LETTRE XXVI.

Delphine à mademoiselle d'Albémar.

Bellerive, 2 octobre.

Hé bien! Thérèse est inflexible; hé bien! celle à qui j'ai sacrifié tout le bonheur de ma vie, ne jouira pas un seul jour du funeste dévouement de ma trop facile amitié. Louise, le récit que je vais vous faire vous inspirera de la pitié pour Thérèse; il m'en faut aussi pour moi. Ah! que de douleurs sur la terre! où sont-ils les heureux? en est-il parmi ceux qui seroient dignes du bonheur?

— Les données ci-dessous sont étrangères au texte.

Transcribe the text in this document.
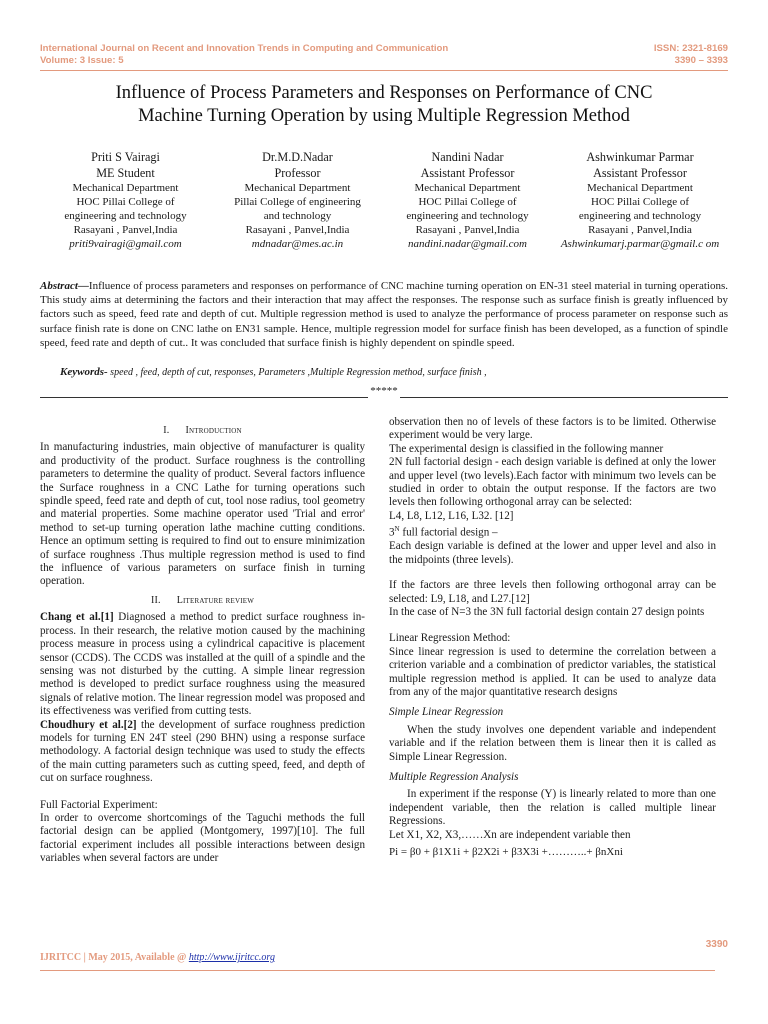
International Journal on Recent and Innovation Trends in Computing and Communication
Volume: 3 Issue: 5
ISSN: 2321-8169
3390 – 3393
Influence of Process Parameters and Responses on Performance of CNC
Machine Turning Operation by using Multiple Regression Method
Priti S Vairagi
ME Student
Mechanical Department
HOC Pillai College of
engineering and technology
Rasayani , Panvel,India
priti9vairagi@gmail.com
Dr.M.D.Nadar
Professor
Mechanical Department
Pillai College of engineering
and technology
Rasayani , Panvel,India
mdnadar@mes.ac.in
Nandini Nadar
Assistant Professor
Mechanical Department
HOC Pillai College of
engineering and technology
Rasayani , Panvel,India
nandini.nadar@gmail.com
Ashwinkumar Parmar
Assistant Professor
Mechanical Department
HOC Pillai College of
engineering and technology
Rasayani , Panvel,India
Ashwinkumarj.parmar@gmail.c om
Abstract—Influence of process parameters and responses on performance of CNC machine turning operation on EN-31 steel material in turning operations. This study aims at determining the factors and their interaction that may affect the responses. The response such as surface finish is greatly influenced by factors such as speed, feed rate and depth of cut. Multiple regression method is used to analyze the performance of process parameter on response such as surface finish rate is done on CNC lathe on EN31 sample. Hence, multiple regression model for surface finish has been developed, as a function of spindle speed, feed rate and depth of cut.. It was concluded that surface finish is highly dependent on spindle speed.
Keywords- speed , feed, depth of cut, responses, Parameters ,Multiple Regression method, surface finish ,
*****

I. Introduction

In manufacturing industries, main objective of manufacturer is quality and productivity of the product. Surface roughness is the controlling parameters to determine the quality of product. Several factors influence the Surface roughness in a CNC Lathe for turning operations such spindle speed, feed rate and depth of cut, tool nose radius, tool geometry and material properties. Some machine operator used 'Trial and error' method to set-up turning operation lathe machine cutting conditions. Hence an optimum setting is required to find out to ensure minimization of surface roughness .Thus multiple regression method is used to find the influence of various parameters on surface finish in turning operation.

II. Literature review

Chang et al.[1] Diagnosed a method to predict surface roughness in-process. In their research, the relative motion caused by the machining process measure in process using a cylindrical capacitive is placement sensor (CCDS). The CCDS was installed at the quill of a spindle and the sensing was not disturbed by the cutting. A simple linear regression method is developed to predict surface roughness using the measured signals of relative motion. The linear regression model was proposed and its effectiveness was verified from cutting tests.

Choudhury et al.[2] the development of surface roughness prediction models for turning EN 24T steel (290 BHN) using a response surface methodology. A factorial design technique was used to study the effects of the main cutting parameters such as cutting speed, feed, and depth of cut on surface roughness.

Full Factorial Experiment:

In order to overcome shortcomings of the Taguchi methods the full factorial design can be applied (Montgomery, 1997)[10]. The full factorial experiment includes all possible interactions between design variables when several factors are under

observation then no of levels of these factors is to be limited. Otherwise experiment would be very large.

The experimental design is classified in the following manner

2N full factorial design - each design variable is defined at only the lower and upper level (two levels).Each factor with minimum two levels can be studied in order to obtain the output response. If the factors are two levels then following orthogonal array can be selected:

L4, L8, L12, L16, L32. [12]

$3^N$ full factorial design –

Each design variable is defined at the lower and upper level and also in the midpoints (three levels).

If the factors are three levels then following orthogonal array can be selected: L9, L18, and L27.[12]

In the case of N=3 the 3N full factorial design contain 27 design points

Linear Regression Method:

Since linear regression is used to determine the correlation between a criterion variable and a combination of predictor variables, the statistical multiple regression method is applied. It can be used to analyze data from any of the major quantitative research designs

Simple Linear Regression

When the study involves one dependent variable and independent variable and if the relation between them is linear then it is called as Simple Linear Regression.

Multiple Regression Analysis

In experiment if the response (Y) is linearly related to more than one independent variable, then the relation is called multiple linear Regressions.

Let X1, X2, X3,……Xn are independent variable then

Pi = β0 + β1X1i + β2X2i + β3X3i +………..+ βnXni

3390
IJRITCC | May 2015, Available @ http://www.ijritcc.org
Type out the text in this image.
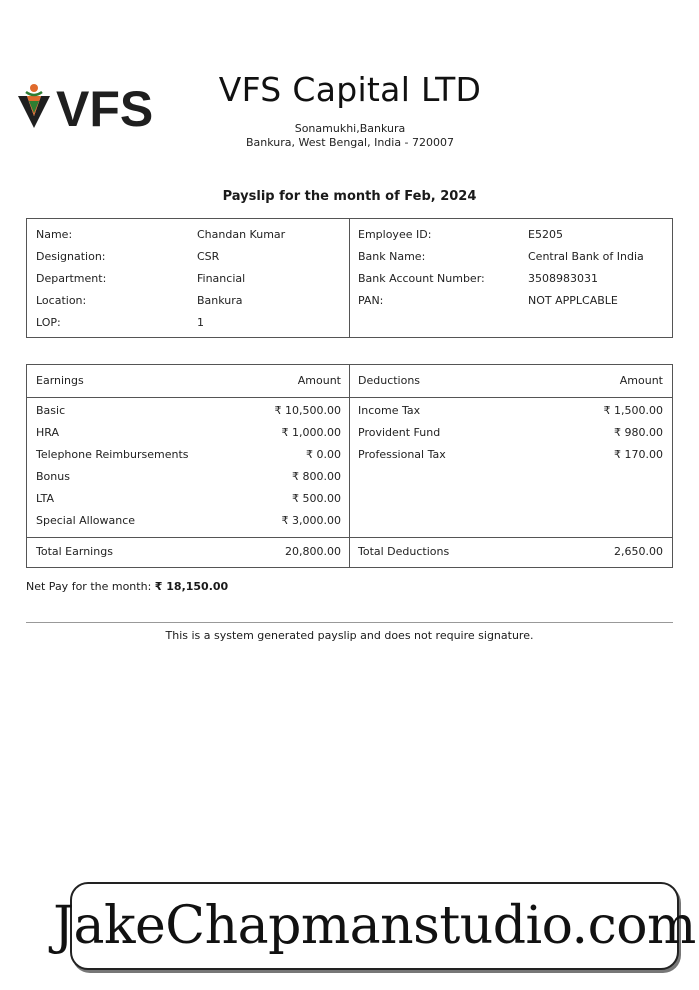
VFS	VFS Capital LTD
Sonamukhi,Bankura
Bankura, West Bengal, India - 720007
Payslip for the month of Feb, 2024
Name:	Chandan Kumar
Designation:	CSR
Department:	Financial
Location:	Bankura
LOP:	1
Employee ID:	E5205
Bank Name:	Central Bank of India
Bank Account Number:	3508983031
PAN:	NOT APPLCABLE
Earnings	Amount Deductions	Amount
Basic	₹ 10,500.00
HRA	₹ 1,000.00
Telephone Reimbursements	₹ 0.00
Bonus	₹ 800.00
LTA	₹ 500.00
Special Allowance	₹ 3,000.00
Income Tax	₹ 1,500.00
Provident Fund	₹ 980.00
Professional Tax	₹ 170.00
Total Earnings	20,800.00 Total Deductions	2,650.00
Net Pay for the month: ₹ 18,150.00
This is a system generated payslip and does not require signature.
JakeChapmanstudio.com
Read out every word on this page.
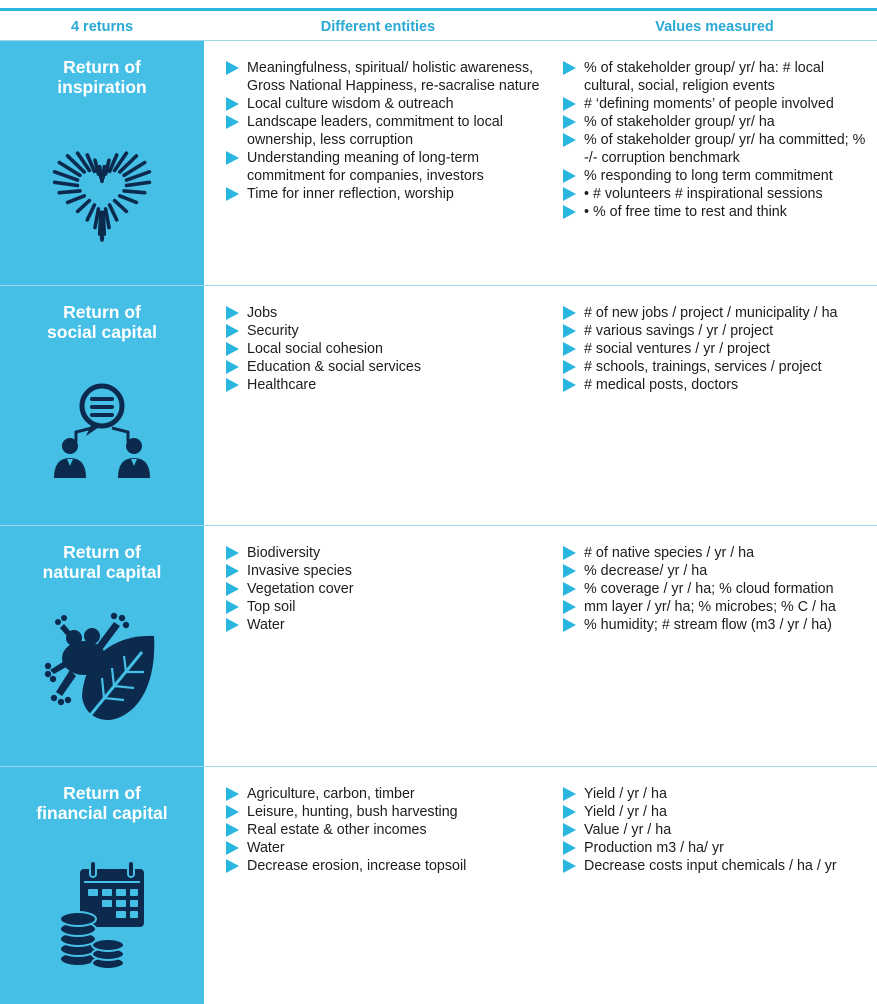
4 returns	Different entities	Values measured
Return of
inspiration
Meaningfulness, spiritual/ holistic awareness, Gross National Happiness, re-sacralise nature
Local culture wisdom & outreach
Landscape leaders, commitment to local ownership, less corruption
Understanding meaning of long-term commitment for companies, investors
Time for inner reflection, worship
% of stakeholder group/ yr/ ha: # local cultural, social, religion events
# ‘defining moments’ of people involved
% of stakeholder group/ yr/ ha
% of stakeholder group/ yr/ ha committed; % -/- corruption benchmark
% responding to long term commitment
• # volunteers # inspirational sessions
• % of free time to rest and think
Return of
social capital
Jobs
Security
Local social cohesion
Education & social services
Healthcare
# of new jobs / project / municipality / ha
# various savings / yr / project
# social ventures / yr / project
# schools, trainings, services / project
# medical posts, doctors
Return of
natural capital
Biodiversity
Invasive species
Vegetation cover
Top soil
Water
# of native species / yr / ha
% decrease/ yr / ha
% coverage / yr / ha; % cloud formation
mm layer / yr/ ha; % microbes; % C / ha
% humidity; # stream flow (m3 / yr / ha)
Return of
financial capital
Agriculture, carbon, timber
Leisure, hunting, bush harvesting
Real estate & other incomes
Water
Decrease erosion, increase topsoil
Yield / yr / ha
Yield / yr / ha
Value / yr / ha
Production m3 / ha/ yr
Decrease costs input chemicals / ha / yr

Depuis quelque temps, je voyois madame d'Ervins plus rarement; un prêtre d'un couvent voisin, d'un extérieur simple et respectable, passoit beaucoup d'heures seul avec elle; moi-même, accablée de douleur, et craignant, si je confiois mes peines à Thérèse, de ne pouvoir lui cacher qu'elle en étoit la cause involontaire, je me résignois à son goût pour la retraite, et je ne voulois pas lui parler des projets que je lui connoissois. Je comptois sur l'arrivée de M. de Serbellane et sur ses prières pour l'y faire renoncer; mais le frère de M. d'Ervins étant venu à Paris, Thérèse eut hier matin un long entretien avec lui, et je me hâtai d'aller chez elle, quand il fut parti, pour en savoir le résultat.

J'ai retenu toutes les paroles de Thérèse, et je vous les transmettrai fidèlement. Qui pourroit oublier un langage si plein d'amour et de repentir?—J'ai apaisé le frère de M. d'Ervins, me dit-elle; maintenant qu'il sait ma résolution, il n'a plus de haine contre moi; cette résolution met la paix entre les ennemis; Dieu qui l'inspire la rend efficace; mais vous à qui je dois tant, vous qui avez peut-être fait pour moi plus de sacrifices que vous ne m'en avez avoué vous avez failli me perdre dans un mouvement de bonté; vous aviez encouragé M. de Serbellane à revenir; je l'ai appris à temps, j'ai pu le lui défendre; il sera instruit que s'il me voyoit, il ne pourroit me faire changer de dessein, mais qu'il renouvelleroit, par son retour, le courroux des parens de M. d'Ervins, et qu'il perdroit ma fille en déshonorant sa mère.

Je voulus l'interrompre, elle m'arrêta.—Demain, me dit-elle, venez me chercher en vous levant, nous nous promènerons ensemble; je vous dirai tout ce qui se passe en moi; je n'en ai pas la force ce soir; il me semble que quand la nuit est venue, la présence d'un Dieu protecteur se fait moins sentir, et j'ai besoin de son appui pour vous annoncer avec courage mes résolutions. A demain donc, avec le jour, avec le soleil.

Quand elle m'eut quittée, je réfléchis douloureusement sur les obstacles que sa ferveur religieuse opposeroit à mes efforts, et je plaignis le triste destin de deux nobles créatures, Thérèse et son ami. C'étoit moi, moi si malheureuse, qui devois essayer de soutenir le courage de madame d'Ervins, et mon coeur au désespoir étoit chargé de la consoler! Ah! combien souvent dans la vie cet exemple s'est présenté, et que d'infortunés ont encore trouvé l'art de secourir des infortunés comme eux!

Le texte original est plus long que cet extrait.